The full recourse loan and the guaranteed loan are distinct financial instruments. They are also defined differently from a legal standpoint. If a loan is funded by private monies, it can be either full recourse or non recourse.

The loan that is full recourse allows the lender to pursue the borrower by collecting on other assets in case of a default or a partial non payment. A borrower does have a defense against this – he or she can title assets using other names in order to guard against full recourse.

Full Recourse Without a Personal Guarantee
If a borrower invests in a full recourse loan without a personal guarantee, the borrower must protect assets under another name in order to shield those assets from lien or lawsuit. Full recourse does mean that a borrower takes full responsibility for a loan, which means that all assets that are tied to that borrower are up for grabs.

Full Recourse Without a Personal Guarantee
A borrower may also use an outside entity such as an LLC to borrow. Even if this LLC takes on a full recourse loan, the borrower is protected against any seizure or action against assets that are outside of that LLC. Because the LLC is a business entity, it cannot give a personal guarantee. It is almost as if someone else is borrowing the money.
Because of the LLC shield and other protections that borrowers may have, many lenders do not allow LLCs to borrow money. They may also require a personal guarantee, which means a borrower cannot use an LLC to borrow in the first place.

The Different Kinds of Guarantees
Not all guarantees are the same. There are many different kinds – the unlimited personal guarantee, the limited personal guarantee, and the conditional personal guarantee.
The unlimited personal guarantee means that there is no limit on the amount of money that a lender can collect in reference to a loan. If the lender has to take the borrower to court in order to receive pay back, the borrower would be responsible for the legal fees as well as the interest that would accrue. If there were any other costs that were associated with the loan, the borrower would pay those as well.

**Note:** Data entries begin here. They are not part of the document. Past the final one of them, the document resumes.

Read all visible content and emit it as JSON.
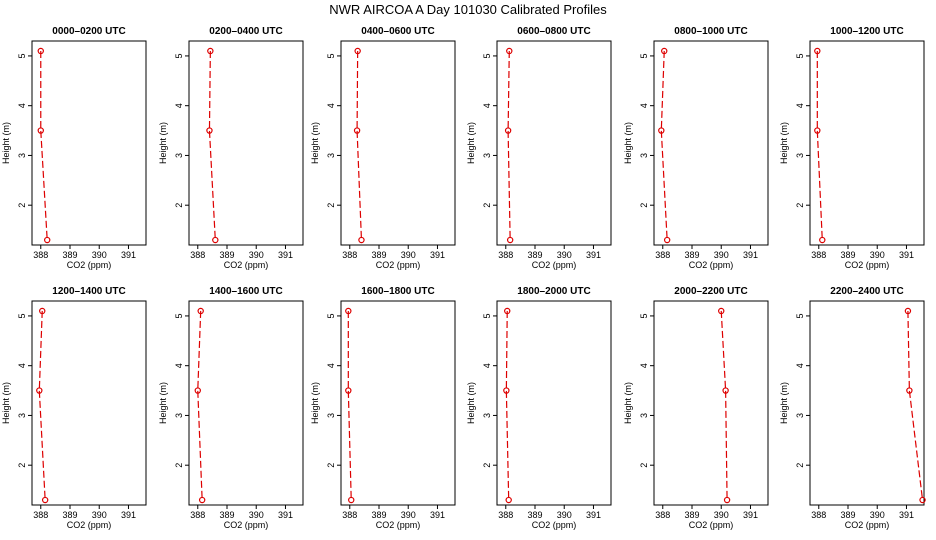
{
  "title": "NWR AIRCOA A  Day 101030  Calibrated Profiles",
  "xlabel": "CO2 (ppm)",
  "ylabel": "Height (m)",
  "colors": {
    "series": "#dd0000",
    "axis": "#000000"
  },
  "chart_data": [
    {
      "type": "line",
      "title": "0000–0200 UTC",
      "xlim": [
        387.7,
        391.6
      ],
      "ylim": [
        1.2,
        5.3
      ],
      "xticks": [
        "388",
        "389",
        "390",
        "391"
      ],
      "yticks": [
        "2",
        "3",
        "4",
        "5"
      ],
      "x": [
        388.0,
        388.0,
        388.22
      ],
      "y": [
        5.1,
        3.5,
        1.3
      ]
    },
    {
      "type": "line",
      "title": "0200–0400 UTC",
      "xlim": [
        387.7,
        391.6
      ],
      "ylim": [
        1.2,
        5.3
      ],
      "xticks": [
        "388",
        "389",
        "390",
        "391"
      ],
      "yticks": [
        "2",
        "3",
        "4",
        "5"
      ],
      "x": [
        388.43,
        388.4,
        388.6
      ],
      "y": [
        5.1,
        3.5,
        1.3
      ]
    },
    {
      "type": "line",
      "title": "0400–0600 UTC",
      "xlim": [
        387.7,
        391.6
      ],
      "ylim": [
        1.2,
        5.3
      ],
      "xticks": [
        "388",
        "389",
        "390",
        "391"
      ],
      "yticks": [
        "2",
        "3",
        "4",
        "5"
      ],
      "x": [
        388.27,
        388.25,
        388.4
      ],
      "y": [
        5.1,
        3.5,
        1.3
      ]
    },
    {
      "type": "line",
      "title": "0600–0800 UTC",
      "xlim": [
        387.7,
        391.6
      ],
      "ylim": [
        1.2,
        5.3
      ],
      "xticks": [
        "388",
        "389",
        "390",
        "391"
      ],
      "yticks": [
        "2",
        "3",
        "4",
        "5"
      ],
      "x": [
        388.12,
        388.08,
        388.15
      ],
      "y": [
        5.1,
        3.5,
        1.3
      ]
    },
    {
      "type": "line",
      "title": "0800–1000 UTC",
      "xlim": [
        387.7,
        391.6
      ],
      "ylim": [
        1.2,
        5.3
      ],
      "xticks": [
        "388",
        "389",
        "390",
        "391"
      ],
      "yticks": [
        "2",
        "3",
        "4",
        "5"
      ],
      "x": [
        388.05,
        387.95,
        388.15
      ],
      "y": [
        5.1,
        3.5,
        1.3
      ]
    },
    {
      "type": "line",
      "title": "1000–1200 UTC",
      "xlim": [
        387.7,
        391.6
      ],
      "ylim": [
        1.2,
        5.3
      ],
      "xticks": [
        "388",
        "389",
        "390",
        "391"
      ],
      "yticks": [
        "2",
        "3",
        "4",
        "5"
      ],
      "x": [
        387.95,
        387.95,
        388.12
      ],
      "y": [
        5.1,
        3.5,
        1.3
      ]
    },
    {
      "type": "line",
      "title": "1200–1400 UTC",
      "xlim": [
        387.7,
        391.6
      ],
      "ylim": [
        1.2,
        5.3
      ],
      "xticks": [
        "388",
        "389",
        "390",
        "391"
      ],
      "yticks": [
        "2",
        "3",
        "4",
        "5"
      ],
      "x": [
        388.05,
        387.95,
        388.15
      ],
      "y": [
        5.1,
        3.5,
        1.3
      ]
    },
    {
      "type": "line",
      "title": "1400–1600 UTC",
      "xlim": [
        387.7,
        391.6
      ],
      "ylim": [
        1.2,
        5.3
      ],
      "xticks": [
        "388",
        "389",
        "390",
        "391"
      ],
      "yticks": [
        "2",
        "3",
        "4",
        "5"
      ],
      "x": [
        388.1,
        388.0,
        388.15
      ],
      "y": [
        5.1,
        3.5,
        1.3
      ]
    },
    {
      "type": "line",
      "title": "1600–1800 UTC",
      "xlim": [
        387.7,
        391.6
      ],
      "ylim": [
        1.2,
        5.3
      ],
      "xticks": [
        "388",
        "389",
        "390",
        "391"
      ],
      "yticks": [
        "2",
        "3",
        "4",
        "5"
      ],
      "x": [
        387.95,
        387.95,
        388.05
      ],
      "y": [
        5.1,
        3.5,
        1.3
      ]
    },
    {
      "type": "line",
      "title": "1800–2000 UTC",
      "xlim": [
        387.7,
        391.6
      ],
      "ylim": [
        1.2,
        5.3
      ],
      "xticks": [
        "388",
        "389",
        "390",
        "391"
      ],
      "yticks": [
        "2",
        "3",
        "4",
        "5"
      ],
      "x": [
        388.05,
        388.02,
        388.1
      ],
      "y": [
        5.1,
        3.5,
        1.3
      ]
    },
    {
      "type": "line",
      "title": "2000–2200 UTC",
      "xlim": [
        387.7,
        391.6
      ],
      "ylim": [
        1.2,
        5.3
      ],
      "xticks": [
        "388",
        "389",
        "390",
        "391"
      ],
      "yticks": [
        "2",
        "3",
        "4",
        "5"
      ],
      "x": [
        390.0,
        390.15,
        390.2
      ],
      "y": [
        5.1,
        3.5,
        1.3
      ]
    },
    {
      "type": "line",
      "title": "2200–2400 UTC",
      "xlim": [
        387.7,
        391.6
      ],
      "ylim": [
        1.2,
        5.3
      ],
      "xticks": [
        "388",
        "389",
        "390",
        "391"
      ],
      "yticks": [
        "2",
        "3",
        "4",
        "5"
      ],
      "x": [
        391.05,
        391.1,
        391.55
      ],
      "y": [
        5.1,
        3.5,
        1.3
      ]
    }
  ]
}
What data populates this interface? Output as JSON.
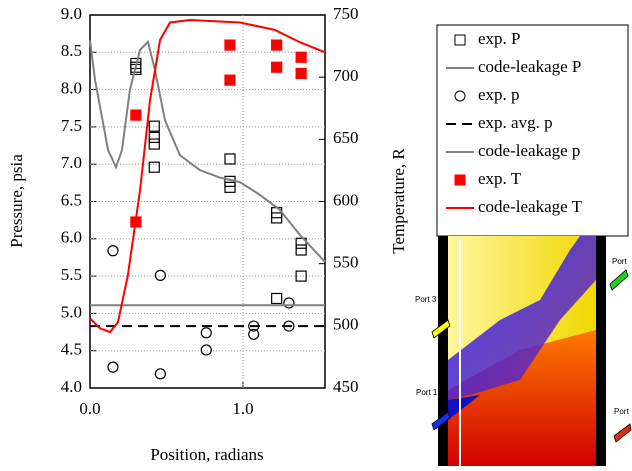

A limited personal guarantee sets an arbitrary limit on the amount of personal liability that a borrower takes on. This type of guarantee is most useful with loans that involve more than one company shareholder. However, most limited personal guarantee contracts will contain a clause that converts a limited personal guarantee into an unlimited personal guarantee in the case of fraud. This clause is also known as a “bad boy” clause.
A conditional personal guarantee is not always valid unless there is a certain trigger event that takes place. For instance, if a loan has a low loan to value metric and the borrower is not taking on a great deal of risk, the guarantee may only become valid if certain conditions are not met.

Enforcing a Guarantee
No matter what type of a guarantee is agreed to, the party in charge of enforcing it may change. A lender has the right to sell a contract to a third party at will in most cases. Just because ownership of a lending contract changes does not change the terms of the agreement.
The terms within a loan contract may be enforced with more fervor if the loan is sold to a third party that does not know the borrower, however. This is why many borrowers try to enforce a clause that the loan may not be sold.